Dicen que unos 27 mil soldados estuvieron involucrados, de los cuales casi la mitad ya estaban plantados en Panamá. Según los datos oficiales, murieron alrededor de 500 personas, pero algunas organizaciones independientes dicen que la cifra podría haber sido mucho mayor, llegando a varios miles. Imagínese el desmadre, pura confusión y gente inocente atrapada en medio del fuego cruzado. ¡Qué despache!

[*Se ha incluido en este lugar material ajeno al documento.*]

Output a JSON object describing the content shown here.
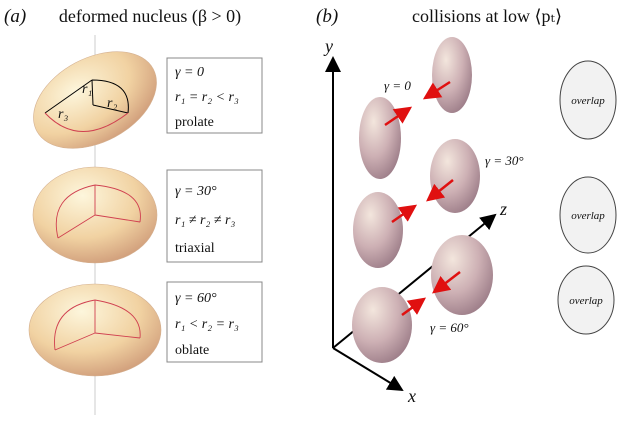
{
  "panel_a": {
    "label": "(a)",
    "title": "deformed nucleus (β > 0)",
    "radius_labels": [
      "r₁",
      "r₂",
      "r₃"
    ],
    "cases": [
      {
        "gamma": "γ = 0",
        "relation": "r₁ = r₂ < r₃",
        "shape": "prolate"
      },
      {
        "gamma": "γ = 30°",
        "relation": "r₁ ≠ r₂ ≠ r₃",
        "shape": "triaxial"
      },
      {
        "gamma": "γ = 60°",
        "relation": "r₁ < r₂ = r₃",
        "shape": "oblate"
      }
    ]
  },
  "panel_b": {
    "label": "(b)",
    "title": "collisions at low ⟨pₜ⟩",
    "axes": {
      "y": "y",
      "z": "z",
      "x": "x"
    },
    "collisions": [
      "γ = 0",
      "γ = 30°",
      "γ = 60°"
    ],
    "overlaps": [
      "overlap",
      "overlap",
      "overlap"
    ]
  }
}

Noriega, después de esconderse unos días en la embajada del Vaticano (como queriendo pedirle auxilio al Papa), finalmente se rindió el 3 de enero de 1990. Antes de eso, el cabecita panameño llegó a decir que le habían puesto precio a su cabeza porque se negó a participar en un complot gringo para invadir Nicaragua. Ahí se ve que las cosas se estaban poniendo chungas, el mae se estaba dando cuenta que había mordido más de lo que podía mascar.
Y ni hablar del juicio en Miami, que se llevó a cabo dos años después. Le cayeron 40 años de cárcel por narcotráfico y lavado de dinero, aunque después se le redujeron a la mitad por buen comportamiento, ¿se cree que anda paseándose por la prisión jugando dominó?
Pero bueno, volviendo a lo actual, lo de Maduro. Trump ha soltado la bomba diciendo que van a capturarlo en una “operación a gran escala”. El tema es que esto plantea muchísimas preguntas. ¿Será que realmente hay pruebas sólidas en su contra?, ¿o es simplemente una excusa para intervenir en Venezuela y seguir removiendo el gallinero? Porque ya saben, la política internacional es un brete complicado, lleno de intereses y agendas ocultas.
Si vamos revisando la historia, estas intervenciones gringas en Latinoamérica tienen una larga tradición. Desde el golpe de Estado en Guatemala en 1954, pasando por la invasión de Cuba en Bahía de Cochinos en 1961, hasta el envío de marines a República Dominicana en 1965, siempre han encontrado alguna excusa para meterse en nuestros asuntos. No olvidemos el apoyo a las dictaduras militares del Cono Sur en los años 70, ni la guerra secreta contra Nicaragua en los 80. ¡Uf, qué historial!
Ahora bien, ¿será que estamos viendo el principio de otro largo conflicto en la región?, ¿o Trump solo está buscando llamar la atención con unas declaraciones grandilocuentes? Y lo más importante: ¿qué impacto tendrá toda esta movida en la vida de la gente común en Venezuela y en toda Latinoamérica? Me pregunto, ¿hasta dónde estarán dispuestos a llegar los Estados Unidos para imponer su voluntad en nuestra querida América Latina? ¡Díganme sus opiniones, mándale pues!